Low levels of security training
Commenting on the low levels of security training for staff, Erik Westhovens, architect and evangelist, digital workspace at Insight UK, said the key to effective cyber security is to understand that vulnerabilities do not solely originate with technology, but with people.
“This is true for both the private and public sector,” he said. “These new findings from Big Brother Watch come at a very opportune time, revealing that three-quarters of councils did not provide mandatory cyber security training draws attention to the problem, which bring us one step closer to better cyber security countrywide.
“As employees are on the front line of the cyber security war, more often than not, a breach in security can be down to the behaviour of one individual. Therefore every single person across an organisation is responsible for its security and integrity.”

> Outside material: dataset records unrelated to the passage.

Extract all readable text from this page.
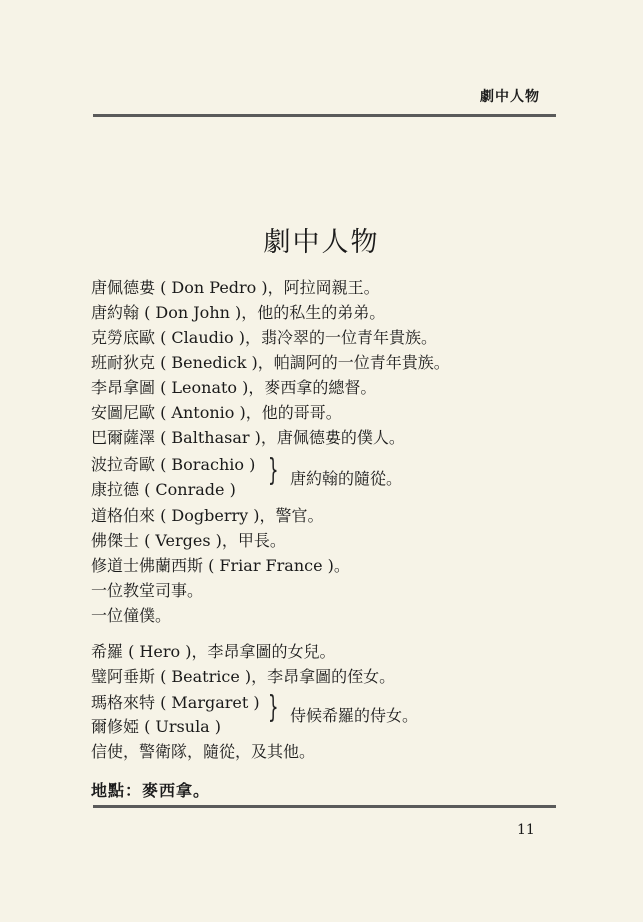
劇中人物
劇中人物
唐佩德婁 ( Don Pedro )，阿拉岡親王。
唐約翰 ( Don John )，他的私生的弟弟。
克勞底歐 ( Claudio )，翡冷翠的一位青年貴族。
班耐狄克 ( Benedick )，帕調阿的一位青年貴族。
李昂拿圖 ( Leonato )，麥西拿的總督。
安圖尼歐 ( Antonio )，他的哥哥。
巴爾薩澤 ( Balthasar )，唐佩德婁的僕人。
波拉奇歐 ( Borachio )
康拉德 ( Conrade )
} 唐約翰的隨從。
道格伯來 ( Dogberry )，警官。
佛傑士 ( Verges )，甲長。
修道士佛蘭西斯 ( Friar France )。
一位教堂司事。
一位僮僕。
希羅 ( Hero )，李昂拿圖的女兒。
璧阿垂斯 ( Beatrice )，李昂拿圖的侄女。
瑪格來特 ( Margaret )
爾修婭 ( Ursula )
} 侍候希羅的侍女。
信使，警衛隊，隨從，及其他。
地點：麥西拿。
11
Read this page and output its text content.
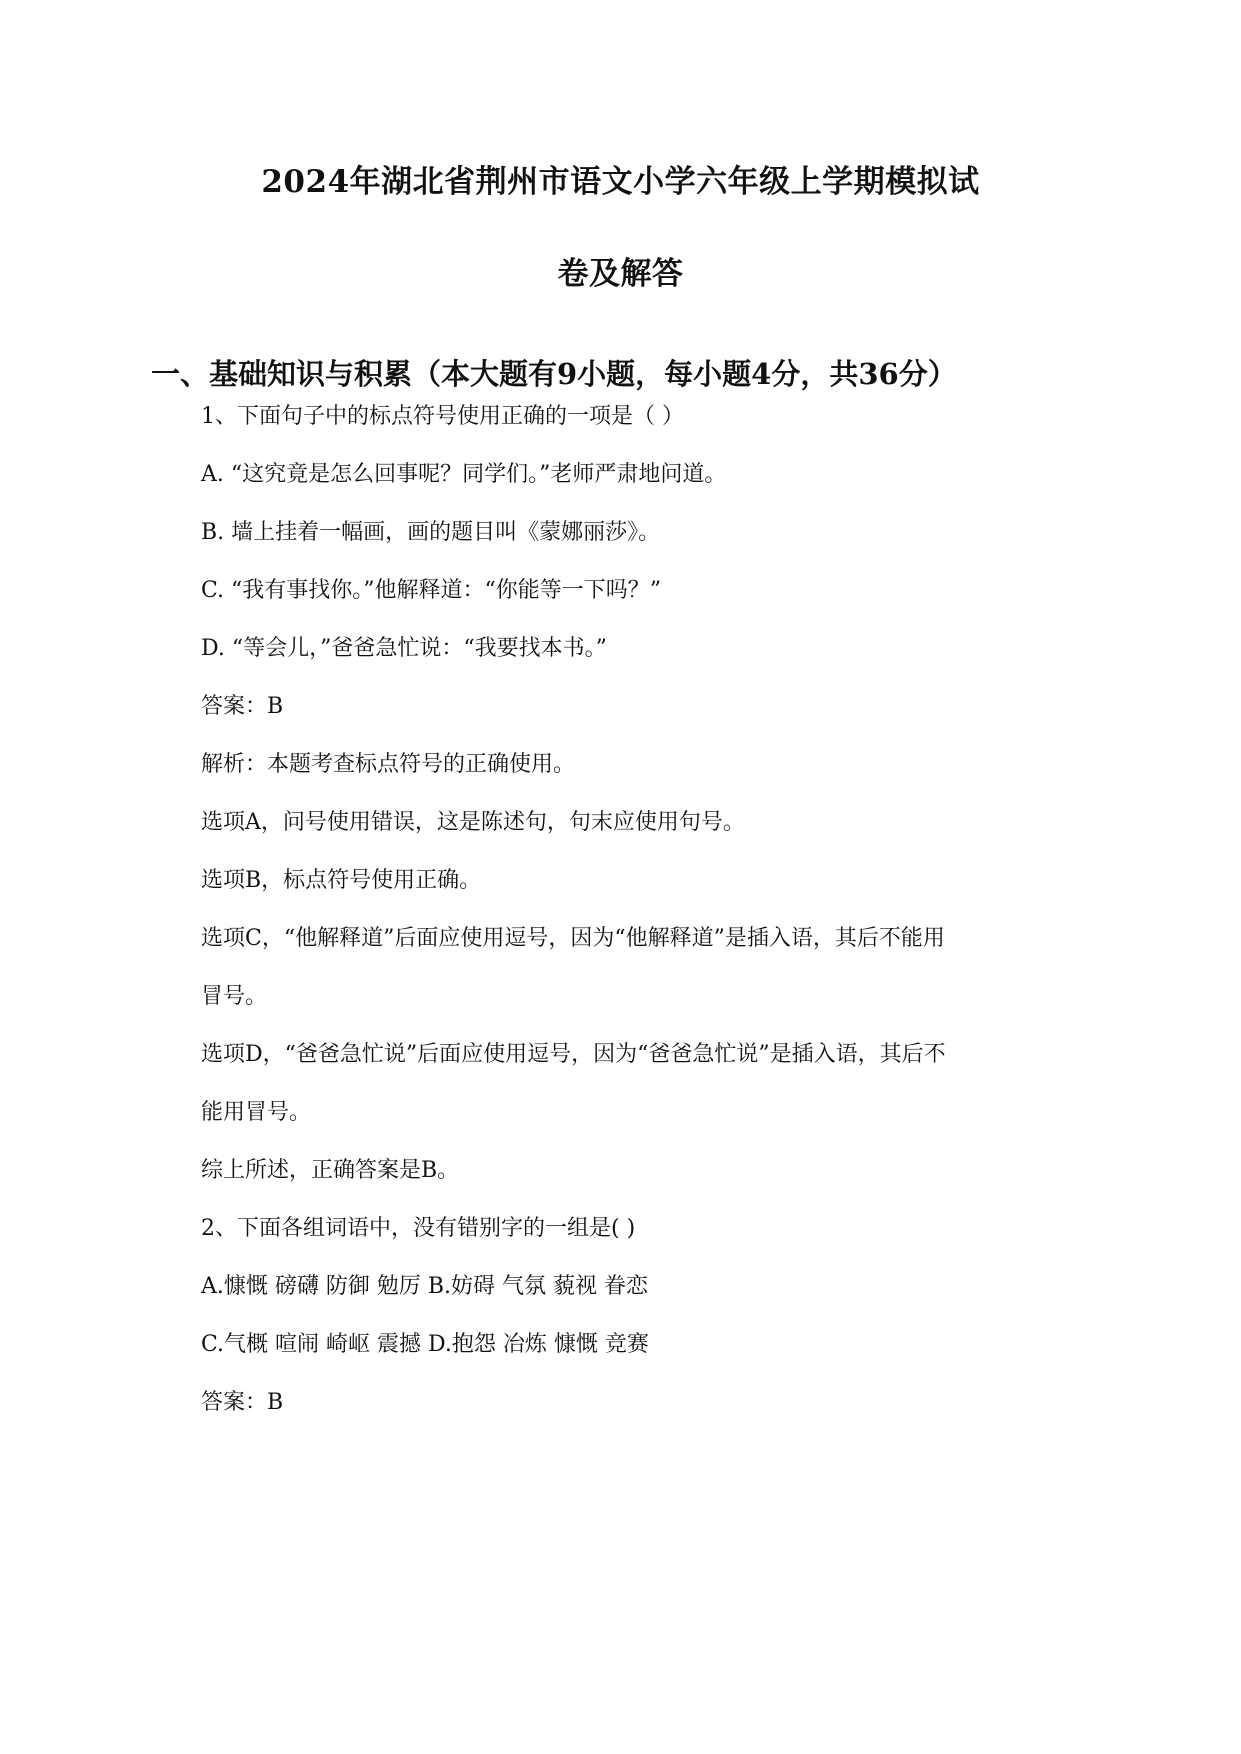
2024年湖北省荆州市语文小学六年级上学期模拟试
卷及解答
一、基础知识与积累（本大题有9小题，每小题4分，共36分）
1、下面句子中的标点符号使用正确的一项是（ ）
A. “这究竟是怎么回事呢？同学们。”老师严肃地问道。
B. 墙上挂着一幅画，画的题目叫《蒙娜丽莎》。
C. “我有事找你。”他解释道：“你能等一下吗？”
D. “等会儿，”爸爸急忙说：“我要找本书。”
答案：B
解析：本题考查标点符号的正确使用。
选项A，问号使用错误，这是陈述句，句末应使用句号。
选项B，标点符号使用正确。
选项C，“他解释道”后面应使用逗号，因为“他解释道”是插入语，其后不能用
冒号。
选项D，“爸爸急忙说”后面应使用逗号，因为“爸爸急忙说”是插入语，其后不
能用冒号。
综上所述，正确答案是B。
2、下面各组词语中，没有错别字的一组是( )
A.慷慨 磅礴 防御 勉厉 B.妨碍 气氛 藐视 眷恋
C.气概 喧闹 崎岖 震撼 D.抱怨 冶炼 慷慨 竞赛
答案：B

However, Westhovens said this expectation can be met only if businesses give employees the appropriate training and tools. “To encourage proactivity, organisations should establish workshops to discuss how they manage and secure their data, what their environment consists of and how they are thinking about cyber security within their practice area,” he said.
“There is an understandable urgency to solve this problem, and organisations need to look beyond the IT department to establish good cyber security awareness and practices. Training employees must be paired with investment in new technologies such as analytics or artificial intelligence. It is only by pairing such tools with strong, all-encompassing training programmes that organisations can best safeguard themselves and their customers from the many threats of today.”
Jonathan Young, CIO of FDM Group, said that as cyber attacks against all businesses, including local authorities, continue to grow in both volume and sophistication, it is critical that business leaders and council leaders invest in the necessary training.
“For councils in particular, this is very important as the data they hold will be impacted by the EU’s General Data Protection Regulation (GDPR),” he said, adding that preventing and responding to attempted attacks requires all members of staff to have high standards of digital proficiency and the necessary cyber skills to correctly store and protect public data.
“Therefore it is vital that all councils take a proactive approach to information security, re-skilling workers and hiring new talent that is properly prepared to respond to the continued threat of data breaches,” he said.